On this brilliantly lovely day I have been reading dooce.com (linked on the left...), and this was written by Heather Armstrong (a Goddess among writers) on her blog:
"For quite awhile during Leta’s first few months, I wasn’t sure what I would be coming home to at the end of a work day. The summer of 2004 was pretty bad, and I tried to be positive and upbeat, but ultimately I learned I couldn’t fix her. I think this is the biggest male-who-is-a-significant-other delusion; that we can somehow fix it. Learning this is fundamental to dealing with a person who suffers from a mental illness. I had to learn to accept and support. This was difficult and something I’m still working on."
It's what her husband said in an interview several years ago, and it really hit home with me because I had a conversation with Boy where he said he "can't fix me." And I pretty much yelled at him, "I never asked you to." Because it really pisses me off when people think that they alone can solve my problems.
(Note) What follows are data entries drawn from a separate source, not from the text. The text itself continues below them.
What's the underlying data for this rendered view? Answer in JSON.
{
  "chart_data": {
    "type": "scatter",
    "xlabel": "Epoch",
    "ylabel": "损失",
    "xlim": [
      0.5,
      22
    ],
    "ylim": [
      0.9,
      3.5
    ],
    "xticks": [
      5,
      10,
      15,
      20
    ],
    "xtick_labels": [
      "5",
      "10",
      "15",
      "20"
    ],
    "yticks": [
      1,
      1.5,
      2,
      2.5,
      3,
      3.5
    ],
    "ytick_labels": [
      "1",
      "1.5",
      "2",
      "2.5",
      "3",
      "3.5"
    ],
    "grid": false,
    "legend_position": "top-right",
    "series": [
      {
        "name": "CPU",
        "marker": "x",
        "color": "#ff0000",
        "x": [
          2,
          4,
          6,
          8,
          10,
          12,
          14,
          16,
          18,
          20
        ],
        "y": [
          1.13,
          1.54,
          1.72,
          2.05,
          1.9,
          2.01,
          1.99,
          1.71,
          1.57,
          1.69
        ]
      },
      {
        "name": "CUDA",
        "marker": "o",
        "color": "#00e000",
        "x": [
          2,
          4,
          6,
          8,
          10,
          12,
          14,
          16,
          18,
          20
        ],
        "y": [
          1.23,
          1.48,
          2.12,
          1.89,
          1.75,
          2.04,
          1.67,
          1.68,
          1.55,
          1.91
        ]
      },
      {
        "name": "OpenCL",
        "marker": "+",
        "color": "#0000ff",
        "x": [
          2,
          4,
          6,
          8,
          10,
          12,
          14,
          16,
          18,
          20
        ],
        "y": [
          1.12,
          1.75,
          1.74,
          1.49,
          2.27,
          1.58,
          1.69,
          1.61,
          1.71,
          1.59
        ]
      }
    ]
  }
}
I don't want one person to solve my problems. I want someone who will be there while I am solving them. Someone who can make me laugh no matter what. Someone who will watch me fall asleep while we watch a movie.
It takes a village to help me with my depression, and part of that village is the pharmacy where they keep the cool anti-depressants. My parents and brother are helping, my psychologist and my psychiatrist are helping, and so are my friends. But mainly, it's therapy with said psychologist and anti-depressants from said psychiatrist that are helping - or at least starting to help. I am able to say that I stay awake longer during the day. I just have no idea what to do with my day.
But back to the fixing. That also goes for my CF - there is nothing that can fix me, and the best thing anyone can do for me is watch a movie with me, or hold my hand when I'm scared (because sometimes I hate this disease so much and the CF actually scares me), or hold my hand even when I'm not scared just so that I know you're there.